Wie viele wären dann Sozialwohnungen?
Das ist unheimlich schwer zu beziffern, weil wir bei den Sozialmietwohnungen, je nachdem, ob das Grundstücke in privater Hand sind oder ob das Grundstücke in öffentlicher Hand sind, unterschiedliche Möglichkeiten haben. Wenn auf privatem Grund und Boden neu gebaut wird und der Bebauungsplan muss nicht geändert werden, dann haben wir als Stadt leider gar keine Möglichkeiten, Sozialmietwohnung zu verpflichten. Ich hoffe, dass sich das jetzt gerade in Berlin ändert mit der Nivellierung des Baugesetzbuches. Wenn wir einen neuen Bebauungsplan erarbeiten müssen für private Grundstücke, dann können wir etwas vorgeben, 30 Prozent geförderte Wohnung zum Beispiel. Und auf öffentlichen Grundstücken haben wir das natürlich selber in der Hand. Auf jeden Fall müssen wir den Trend der letzten Jahre umkehren, wo die Zahl der Sozialmietwohnung immer weiter runter gegangen ist. Das muss wieder nach oben gehen.

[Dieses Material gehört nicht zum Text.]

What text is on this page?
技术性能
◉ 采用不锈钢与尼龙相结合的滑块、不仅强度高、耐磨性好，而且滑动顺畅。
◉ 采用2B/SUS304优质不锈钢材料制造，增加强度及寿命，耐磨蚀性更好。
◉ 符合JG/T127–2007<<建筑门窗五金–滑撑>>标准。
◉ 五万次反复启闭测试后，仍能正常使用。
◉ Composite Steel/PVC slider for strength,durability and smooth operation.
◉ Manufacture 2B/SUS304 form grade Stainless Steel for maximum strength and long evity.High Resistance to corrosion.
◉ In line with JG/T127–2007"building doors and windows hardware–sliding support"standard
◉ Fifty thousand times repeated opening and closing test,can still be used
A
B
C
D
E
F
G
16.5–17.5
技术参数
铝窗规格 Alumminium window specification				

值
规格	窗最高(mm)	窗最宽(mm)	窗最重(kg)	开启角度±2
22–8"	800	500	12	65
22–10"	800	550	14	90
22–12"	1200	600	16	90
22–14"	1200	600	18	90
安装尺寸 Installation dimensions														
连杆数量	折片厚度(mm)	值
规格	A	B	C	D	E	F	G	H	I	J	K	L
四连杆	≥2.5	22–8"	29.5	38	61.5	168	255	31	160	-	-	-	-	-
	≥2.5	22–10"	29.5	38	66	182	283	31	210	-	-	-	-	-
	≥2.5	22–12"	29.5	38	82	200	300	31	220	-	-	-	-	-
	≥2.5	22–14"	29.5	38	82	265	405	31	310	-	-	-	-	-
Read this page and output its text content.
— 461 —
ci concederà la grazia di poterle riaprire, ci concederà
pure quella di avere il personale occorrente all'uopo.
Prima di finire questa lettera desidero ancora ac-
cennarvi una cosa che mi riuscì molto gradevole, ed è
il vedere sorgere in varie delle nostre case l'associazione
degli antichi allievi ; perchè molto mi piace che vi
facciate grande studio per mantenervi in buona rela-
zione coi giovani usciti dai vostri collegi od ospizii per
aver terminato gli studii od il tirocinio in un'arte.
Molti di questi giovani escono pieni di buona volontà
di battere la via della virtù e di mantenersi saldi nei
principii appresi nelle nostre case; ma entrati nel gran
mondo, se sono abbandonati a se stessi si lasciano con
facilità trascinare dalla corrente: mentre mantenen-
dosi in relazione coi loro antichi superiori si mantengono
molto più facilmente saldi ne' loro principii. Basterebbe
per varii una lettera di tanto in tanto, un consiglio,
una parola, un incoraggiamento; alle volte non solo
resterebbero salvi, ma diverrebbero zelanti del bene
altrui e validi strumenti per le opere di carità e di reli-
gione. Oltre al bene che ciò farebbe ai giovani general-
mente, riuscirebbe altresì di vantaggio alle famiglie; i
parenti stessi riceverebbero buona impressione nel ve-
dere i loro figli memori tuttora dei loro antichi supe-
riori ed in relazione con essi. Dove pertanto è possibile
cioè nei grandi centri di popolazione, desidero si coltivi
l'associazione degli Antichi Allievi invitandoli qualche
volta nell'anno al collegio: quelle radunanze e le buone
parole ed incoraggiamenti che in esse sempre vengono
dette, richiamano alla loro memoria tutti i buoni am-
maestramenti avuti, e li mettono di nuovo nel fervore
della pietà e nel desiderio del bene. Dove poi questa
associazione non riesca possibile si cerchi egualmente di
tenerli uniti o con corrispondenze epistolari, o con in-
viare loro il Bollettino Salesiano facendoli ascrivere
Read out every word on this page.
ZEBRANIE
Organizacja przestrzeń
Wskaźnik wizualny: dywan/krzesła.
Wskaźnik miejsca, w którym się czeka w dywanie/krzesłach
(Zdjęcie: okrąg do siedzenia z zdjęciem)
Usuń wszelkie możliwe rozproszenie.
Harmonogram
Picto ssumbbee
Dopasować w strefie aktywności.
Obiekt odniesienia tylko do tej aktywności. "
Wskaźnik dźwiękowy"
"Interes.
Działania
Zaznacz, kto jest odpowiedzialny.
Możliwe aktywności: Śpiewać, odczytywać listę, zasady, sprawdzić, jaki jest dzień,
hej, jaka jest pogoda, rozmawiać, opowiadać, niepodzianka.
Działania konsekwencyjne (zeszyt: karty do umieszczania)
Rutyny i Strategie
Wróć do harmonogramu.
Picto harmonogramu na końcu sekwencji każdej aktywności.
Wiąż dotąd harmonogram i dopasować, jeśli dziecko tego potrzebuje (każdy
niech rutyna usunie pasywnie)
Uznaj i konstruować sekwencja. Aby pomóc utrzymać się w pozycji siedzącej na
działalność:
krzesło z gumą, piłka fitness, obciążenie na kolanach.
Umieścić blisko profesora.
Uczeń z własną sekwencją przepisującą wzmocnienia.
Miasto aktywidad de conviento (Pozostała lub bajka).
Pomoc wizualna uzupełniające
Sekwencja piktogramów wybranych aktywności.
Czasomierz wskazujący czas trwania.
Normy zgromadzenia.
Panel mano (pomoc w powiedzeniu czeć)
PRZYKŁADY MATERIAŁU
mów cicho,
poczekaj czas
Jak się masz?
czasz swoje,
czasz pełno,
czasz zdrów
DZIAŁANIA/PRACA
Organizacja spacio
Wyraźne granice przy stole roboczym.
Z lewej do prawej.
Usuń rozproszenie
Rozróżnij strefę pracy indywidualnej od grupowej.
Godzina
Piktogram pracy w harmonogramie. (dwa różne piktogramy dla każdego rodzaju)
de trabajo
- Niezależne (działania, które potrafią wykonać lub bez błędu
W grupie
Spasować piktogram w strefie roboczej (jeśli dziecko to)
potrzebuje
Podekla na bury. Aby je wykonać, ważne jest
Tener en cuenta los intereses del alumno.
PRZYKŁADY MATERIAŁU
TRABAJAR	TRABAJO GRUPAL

In punkto Wichtigkeit war bei der Umfrage Mobilität und Verkehr Nummer eins für die Wählerinnen und Wähler. Wie kriegen Sie in den Griff, dass die Innenstadt nicht verödet, dass sie lebenswerter wird, dass nicht alle Leute auf ihr Auto verzichten müssen und es trotzdem angenehmer wird in der großen Innenstadt?
Das ist natürlich eine der größten Aufgaben überhaupt. Ich glaube, dass wir in der urbanen Welt weniger auf das Auto setzen müssen als heute. Aus meiner Sicht ist die allerwichtigste Alternative ein ganz starker Nahverkehr. Stuttgart sollte den Anspruch formulieren, den besten Nahverkehr in Deutschland zu bieten. Es gibt Städte, die uns vorgemacht haben, dass das funktionieren kann. Da gehört ein optimales Preis-Leistungsverhältnis dazu, das heißt mehr Stadtbahnen, längere Stadtbahnen, neue Stadtbahnverbindungen, mehr Busverbindungen. All das kostet Geld, es geht also auch darum, die Finanzierung der Stuttgarter Straßenbahn auf solide Füße zu stellen. Und dann geht‘s natürlich auch um den Preis, den die Fahrgäste zahlen sollen. Ich halte sehr viel von dem 365-Euro-Jahresticket, was es in Wien gibt. Was wir jetzt, darauf bin ich im Übrigen auch ein bisschen stolz, für die Schülerinnen und Schüler und für die Azubis haben werden. Das muss für die Studierenden als nächstes kommen, für die Seniorinnen und Senioren und dann auch für die Beschäftigten.
Da ist es ja irgendwie kontraproduktiv, dass der VVS die Preise wieder anhebt?
Ja, ich halte das auch für nicht gut und gelungen, aber das wurde so entschieden. Die Finanzierung des Nahverkehrs ist ein kompliziertes Thema. Ich finde, dass die Fahrgäste nach wie vor zu viel zur Finanzierung des Gesamtsystems leisten müssen. Das ist deutlich mehr als 50 Prozent der gesamten Kosten, die da anfallen. Ich finde fifty-fifty fairer.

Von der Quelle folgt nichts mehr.